当院では救急外来到着から1時間以内に適応があるか判断して、t-PAの治療を開始することが可能となっています。
【入院診療】
入院診療においては、主に脳梗塞の急性期の治療を行っています。各種検査の結果で脳梗塞の原因を決定し、それに応じた治療を選択肢し、再発予防のために危険因子の治療もあわせておこないます。当院には、理学療法士、作業療法士、言語療法士の脳卒中リハビリスタッフも充実しており、入院当日からリハビリを開始します。
脳梗塞の治療には、いまやチーム医療が不可欠です。週に一回リハビリカンファランスを行い、医師、看護師だけでなく、リハビリスタッフ、栄養士、薬剤師、ソーシャルワーカー、など多岐にわたる職種が関わって、退院後の社会復帰、在宅生活が円滑に行くようにサポートしています。

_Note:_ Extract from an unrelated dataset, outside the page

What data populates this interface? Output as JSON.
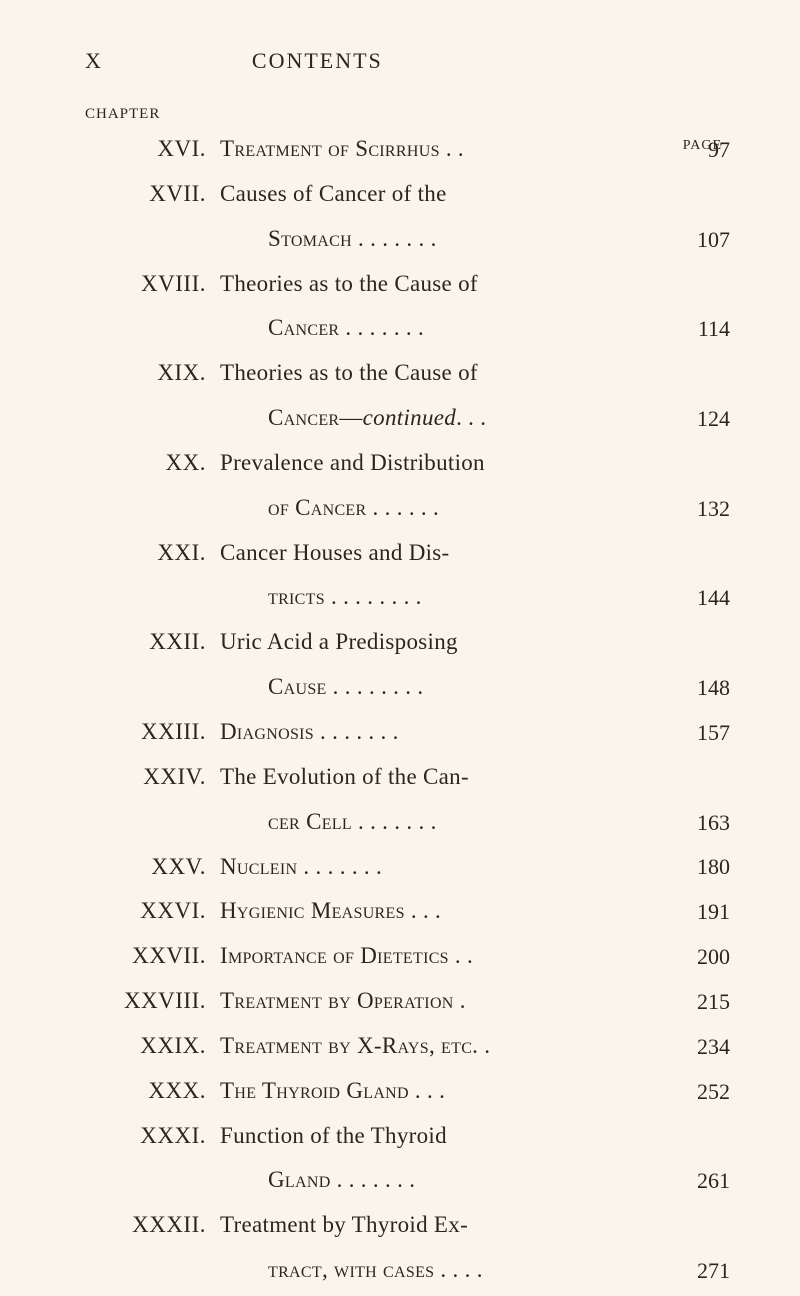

社会復帰、在宅復帰のためには、当院での急性期の治療・リハビリ後も引き続き充実したリハビリを続けることが望まれます。このため、急性期病院から早期に円滑に回復期リハビリ病棟を持つ病院に転院できるよう、東尾張地区においては脳卒中地域連携パスというシステムが作られており、当院もそれに参加し運用しています。
また、昼間の眠気の原因になり、心疾患や不整脈の原因にもなる睡眠時無呼吸症候群の検査として、ポリソムノグラフィー(PSG)も神経内科病棟で行っています。一泊の睡眠検査で閉塞型の睡眠時無呼吸症候群と診断されれば、携帯できる程度の大きさの補助呼吸器が保険適応で使え、体の負担も楽になり、昼間の眠気も軽減することができます。
【最後に】
神経疾患の病気は、内服で治療できるものも増えてきましたが、まだ治療が確定的でないもの、治療できないものも少なくありません。当科では、疾患の分かりやすい説明を行い、エビデンスに基づいて、その時点で勧められる最良の治療法を提示し、ご本人やご家族の希望を聞きながら、満足のできる医療を提供したいと考えています。病気のことや治療法に対する疑問があれば、遠慮せずに質問してください。